Retrain ResNet using PyTorch¶

Download notebook View source code

In this example, we show how to retrain a PyTorch model on UbiOps. In this end-to-end example, we first set-up an Environment in which our training jobs can run. Then we define a train.py script that we can apply to our Environment. The training script imports ResNet with pretrained weights, and retrains that model on the CIFAR-10 dataset. Finally, we benchmark its performance on the test set, and add that as a metric to our output. Snippets from this workflow can be used to retrain your own models.

Let us first install the UbiOps Python client.

!pip install "ubiops >= 3.15"

1) Set project variables and initialize the UbiOps API Client¶

First, make sure you create an API token with project editor permissions in your UbiOps project and paste it below. Also fill in your corresponding UbiOps project name.

from datetime import datetime
import yaml
import os
import ubiops

dt = datetime.now()

API_TOKEN = 'Token '   # Paste your API token here. Don't forget the `Token` prefix
PROJECT_NAME = ''  # Fill in the corresponding UbiOps project name

configuration = ubiops.Configuration(host="https://api.ubiops.com/v2.1")
configuration.api_key['Authorization'] = API_TOKEN

api_client = ubiops.ApiClient(configuration)
core_instance = ubiops.CoreApi(api_client=api_client)
training_instance = ubiops.Training(api_client=api_client)
print(core_instance.service_status())

Set-up a training instance in case you have not done this yet in your project. This action will create a base training deployment, that is used to host training experiments.

training_instance = ubiops.Training(api_client=api_client)
try:
    training_instance.initialize(project_name=PROJECT_NAME)
except ubiops.exceptions.ApiException as e:
    print(f"The training feature may already have been initialized in your project:\n{e}")

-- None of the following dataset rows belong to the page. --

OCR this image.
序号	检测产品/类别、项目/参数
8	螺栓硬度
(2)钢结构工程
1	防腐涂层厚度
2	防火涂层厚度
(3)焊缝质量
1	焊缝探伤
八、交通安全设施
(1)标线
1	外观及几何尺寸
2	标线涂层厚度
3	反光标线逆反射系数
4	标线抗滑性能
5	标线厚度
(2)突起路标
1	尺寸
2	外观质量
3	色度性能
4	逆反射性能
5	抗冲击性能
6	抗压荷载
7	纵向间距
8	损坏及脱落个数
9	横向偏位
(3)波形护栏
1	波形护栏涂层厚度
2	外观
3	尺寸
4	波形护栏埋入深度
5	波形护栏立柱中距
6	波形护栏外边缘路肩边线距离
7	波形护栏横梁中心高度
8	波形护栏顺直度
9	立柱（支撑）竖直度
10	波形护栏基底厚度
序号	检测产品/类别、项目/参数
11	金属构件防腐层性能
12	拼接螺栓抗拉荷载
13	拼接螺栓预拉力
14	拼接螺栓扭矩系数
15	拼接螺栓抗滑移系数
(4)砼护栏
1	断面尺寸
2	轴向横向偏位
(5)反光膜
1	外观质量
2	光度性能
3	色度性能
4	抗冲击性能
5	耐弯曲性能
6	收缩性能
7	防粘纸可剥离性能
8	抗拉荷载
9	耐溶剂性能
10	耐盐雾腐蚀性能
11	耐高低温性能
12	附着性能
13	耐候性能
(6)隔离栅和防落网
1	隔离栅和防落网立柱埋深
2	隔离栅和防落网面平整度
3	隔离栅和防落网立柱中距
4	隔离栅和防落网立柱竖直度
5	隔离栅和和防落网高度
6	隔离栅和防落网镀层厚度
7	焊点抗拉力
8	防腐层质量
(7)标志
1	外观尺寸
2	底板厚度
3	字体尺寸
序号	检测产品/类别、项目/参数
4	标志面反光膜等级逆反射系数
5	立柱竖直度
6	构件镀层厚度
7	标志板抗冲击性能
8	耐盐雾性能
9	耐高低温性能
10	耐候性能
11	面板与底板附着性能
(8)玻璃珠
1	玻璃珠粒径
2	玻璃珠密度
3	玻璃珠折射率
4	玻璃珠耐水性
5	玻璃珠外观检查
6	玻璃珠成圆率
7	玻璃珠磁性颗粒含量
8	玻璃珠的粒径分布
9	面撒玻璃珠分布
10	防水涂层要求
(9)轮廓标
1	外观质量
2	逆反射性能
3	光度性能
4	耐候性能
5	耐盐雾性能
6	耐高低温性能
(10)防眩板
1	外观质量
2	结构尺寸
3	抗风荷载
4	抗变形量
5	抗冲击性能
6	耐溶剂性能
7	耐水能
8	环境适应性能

Defining the code environment¶

Our training code needs an environment to run in, with a specific Python language version, and some dependencies, like PyTorch. You can create and manage environments in your UbiOps project. We create an environment named python3-11-pytorch-retraining, select Python 3.11 and upload a requirements.txt which contains the relevant dependencies.

The environment can be reused and updated for different training jobs (and deployments!). The details of the environment are visible in the 'environments' tab in the UbiOps UI.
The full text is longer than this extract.